Near Tafraoute we visited a local house.
The lady of the house welcomed us and in the yard we could watch a working oil press.
In this area the local people made oil of olives, but also of argan.
The argan tree grows only in the southern part of Morocco. The argan tree is the one the goats like to climb in, because they like eating its leaves.
During our visit we could walk around and have a look inside the building.
The people were very friendly and tried to explain us the working of the machine and the total process.
In the souq of Tafraoute it's possible to buy the locally produced olive and argan oil.
I find seeing goats and sheep and their shepherds or shepherdesses around the area quite photogenic and cultural especially as the Berber women are usually in colourful clothing and the men looking interesting.
Thousands of Argane trees grow in an enormous area covering the Anti-Atlas through to Tata and Taroudant up to Essaaouira and down to Tiznit and Goulmime - and this has interestingly all been declared World Heritage by Unesco!
Of course the ARgane is a very important source of income for people in the area.

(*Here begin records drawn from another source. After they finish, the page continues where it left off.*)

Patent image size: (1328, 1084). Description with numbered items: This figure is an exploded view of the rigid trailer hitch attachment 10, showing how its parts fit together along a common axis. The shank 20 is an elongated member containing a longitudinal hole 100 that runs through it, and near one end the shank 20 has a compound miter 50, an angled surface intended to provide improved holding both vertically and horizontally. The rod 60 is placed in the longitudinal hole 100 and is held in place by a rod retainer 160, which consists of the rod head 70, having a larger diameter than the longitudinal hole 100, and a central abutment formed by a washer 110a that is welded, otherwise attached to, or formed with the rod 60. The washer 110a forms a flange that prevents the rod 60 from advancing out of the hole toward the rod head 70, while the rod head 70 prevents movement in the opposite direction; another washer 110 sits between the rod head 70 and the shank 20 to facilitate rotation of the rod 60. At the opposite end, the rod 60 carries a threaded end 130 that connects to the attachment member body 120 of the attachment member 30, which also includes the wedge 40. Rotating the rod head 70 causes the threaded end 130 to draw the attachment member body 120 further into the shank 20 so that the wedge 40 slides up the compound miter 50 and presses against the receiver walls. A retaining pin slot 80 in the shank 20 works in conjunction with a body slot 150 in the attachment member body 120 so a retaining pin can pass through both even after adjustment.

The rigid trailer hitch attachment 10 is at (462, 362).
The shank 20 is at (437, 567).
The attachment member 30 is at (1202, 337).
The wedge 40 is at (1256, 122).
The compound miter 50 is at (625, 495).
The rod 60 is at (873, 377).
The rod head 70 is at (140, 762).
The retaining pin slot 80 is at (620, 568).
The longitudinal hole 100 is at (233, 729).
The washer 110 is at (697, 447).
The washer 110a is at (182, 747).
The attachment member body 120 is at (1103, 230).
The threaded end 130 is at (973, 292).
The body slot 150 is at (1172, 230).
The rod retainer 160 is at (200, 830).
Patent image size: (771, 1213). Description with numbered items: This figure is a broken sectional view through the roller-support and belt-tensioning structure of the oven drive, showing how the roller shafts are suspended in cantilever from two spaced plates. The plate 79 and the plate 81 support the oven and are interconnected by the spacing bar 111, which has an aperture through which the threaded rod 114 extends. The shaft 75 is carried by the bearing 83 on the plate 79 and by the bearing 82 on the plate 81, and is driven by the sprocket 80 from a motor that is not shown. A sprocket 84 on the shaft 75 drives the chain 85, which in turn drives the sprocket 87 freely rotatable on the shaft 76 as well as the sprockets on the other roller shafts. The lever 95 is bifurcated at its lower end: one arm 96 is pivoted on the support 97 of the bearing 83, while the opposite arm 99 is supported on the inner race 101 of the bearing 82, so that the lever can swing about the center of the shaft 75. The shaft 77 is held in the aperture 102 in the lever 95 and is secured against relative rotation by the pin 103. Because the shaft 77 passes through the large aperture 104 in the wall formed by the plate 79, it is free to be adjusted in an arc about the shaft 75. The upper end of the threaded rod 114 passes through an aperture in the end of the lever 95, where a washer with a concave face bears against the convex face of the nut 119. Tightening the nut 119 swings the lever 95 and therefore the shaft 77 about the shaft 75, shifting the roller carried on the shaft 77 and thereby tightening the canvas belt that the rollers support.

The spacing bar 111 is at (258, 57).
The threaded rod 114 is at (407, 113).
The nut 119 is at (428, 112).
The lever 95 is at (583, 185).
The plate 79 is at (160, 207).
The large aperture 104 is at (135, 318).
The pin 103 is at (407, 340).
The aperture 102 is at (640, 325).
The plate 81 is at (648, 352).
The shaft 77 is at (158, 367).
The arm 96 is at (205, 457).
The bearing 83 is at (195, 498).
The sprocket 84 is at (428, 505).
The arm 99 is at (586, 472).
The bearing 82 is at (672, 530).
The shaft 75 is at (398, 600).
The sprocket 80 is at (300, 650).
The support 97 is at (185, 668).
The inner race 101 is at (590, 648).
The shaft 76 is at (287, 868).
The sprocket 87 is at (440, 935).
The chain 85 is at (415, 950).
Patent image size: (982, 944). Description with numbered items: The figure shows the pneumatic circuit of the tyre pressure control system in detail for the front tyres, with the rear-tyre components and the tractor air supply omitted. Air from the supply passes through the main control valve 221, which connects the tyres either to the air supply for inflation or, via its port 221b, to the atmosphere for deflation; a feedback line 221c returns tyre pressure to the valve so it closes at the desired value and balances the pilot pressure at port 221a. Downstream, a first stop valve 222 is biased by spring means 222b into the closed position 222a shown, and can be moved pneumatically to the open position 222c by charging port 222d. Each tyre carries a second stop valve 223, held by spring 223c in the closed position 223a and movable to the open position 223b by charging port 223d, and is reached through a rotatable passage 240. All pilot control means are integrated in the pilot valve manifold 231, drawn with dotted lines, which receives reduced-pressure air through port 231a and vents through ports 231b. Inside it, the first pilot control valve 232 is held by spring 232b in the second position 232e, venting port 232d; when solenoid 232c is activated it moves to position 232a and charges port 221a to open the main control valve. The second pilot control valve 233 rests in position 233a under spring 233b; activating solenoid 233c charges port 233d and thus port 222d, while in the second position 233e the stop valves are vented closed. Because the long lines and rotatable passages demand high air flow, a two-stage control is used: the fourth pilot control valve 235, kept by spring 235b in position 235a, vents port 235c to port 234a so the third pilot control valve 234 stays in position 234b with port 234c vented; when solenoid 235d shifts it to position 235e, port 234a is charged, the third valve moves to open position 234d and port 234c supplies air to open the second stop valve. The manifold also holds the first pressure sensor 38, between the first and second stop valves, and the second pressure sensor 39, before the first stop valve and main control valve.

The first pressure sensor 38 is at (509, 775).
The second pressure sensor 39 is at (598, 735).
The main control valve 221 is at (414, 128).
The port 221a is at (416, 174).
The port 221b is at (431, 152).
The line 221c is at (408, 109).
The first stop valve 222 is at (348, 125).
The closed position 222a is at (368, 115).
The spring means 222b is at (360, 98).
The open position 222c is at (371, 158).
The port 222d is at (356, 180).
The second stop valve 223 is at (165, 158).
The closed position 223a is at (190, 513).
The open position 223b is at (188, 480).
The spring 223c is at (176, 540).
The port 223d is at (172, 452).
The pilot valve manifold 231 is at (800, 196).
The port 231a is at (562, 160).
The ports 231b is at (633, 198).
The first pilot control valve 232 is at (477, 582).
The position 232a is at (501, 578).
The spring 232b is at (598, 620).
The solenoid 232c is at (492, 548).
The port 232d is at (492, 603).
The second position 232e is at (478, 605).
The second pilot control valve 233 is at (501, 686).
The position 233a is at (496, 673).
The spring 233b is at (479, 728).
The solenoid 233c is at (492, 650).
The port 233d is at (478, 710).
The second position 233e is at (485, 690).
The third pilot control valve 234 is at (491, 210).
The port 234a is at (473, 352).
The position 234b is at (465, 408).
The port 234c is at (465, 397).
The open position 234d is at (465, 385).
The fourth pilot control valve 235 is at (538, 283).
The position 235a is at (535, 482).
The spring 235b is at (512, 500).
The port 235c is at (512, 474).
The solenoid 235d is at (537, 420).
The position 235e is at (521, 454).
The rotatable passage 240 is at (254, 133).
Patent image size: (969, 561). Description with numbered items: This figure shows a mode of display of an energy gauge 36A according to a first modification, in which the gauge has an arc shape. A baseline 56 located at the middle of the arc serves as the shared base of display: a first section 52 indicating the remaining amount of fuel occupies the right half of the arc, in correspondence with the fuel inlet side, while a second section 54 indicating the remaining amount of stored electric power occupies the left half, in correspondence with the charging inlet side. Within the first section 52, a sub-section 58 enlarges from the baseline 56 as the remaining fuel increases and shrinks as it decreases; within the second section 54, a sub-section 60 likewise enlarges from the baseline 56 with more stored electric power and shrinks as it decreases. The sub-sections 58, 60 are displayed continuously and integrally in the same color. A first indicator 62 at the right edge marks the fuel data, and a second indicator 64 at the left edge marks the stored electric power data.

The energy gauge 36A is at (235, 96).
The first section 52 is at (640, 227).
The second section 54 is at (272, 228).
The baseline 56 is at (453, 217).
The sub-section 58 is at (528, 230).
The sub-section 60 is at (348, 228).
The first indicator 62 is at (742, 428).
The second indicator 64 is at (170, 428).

During the harvest season in September you will see many local men and women out under the trees collecting and bagging the argane nuts to take home for the arduous task of taking the hard shells off the almond-like nut inside to grind them into the expensive omega rich cooking oils and skin care products for sale on the local and international market.
If there have been good rains the trees will start to flourish after harvest and new leaves start to grow - no flowers are seen on the argane trees unlike the many almond trees in the Anti-Atlas that are famed for their beautiful flower around late January to late February.
New argane fruit start to grow from about November with the kernel growing inside a fleshy casing.
The goats love the new leaves and also like to eat the fleshy casing of the argane nut - when the nut is still soft inside it is very bitter which the goats dont like but when the nuts have hardened inside their casing the goats like to eat the outer casing and the nut will either fall to the ground or be swallowed and passed out whole through the goats digestive system - then the women gather those nuts for processing.
So if you keep an eye out you often will get the chance to see the goats up in the trees - often amazingly balancing on even the smallest branches.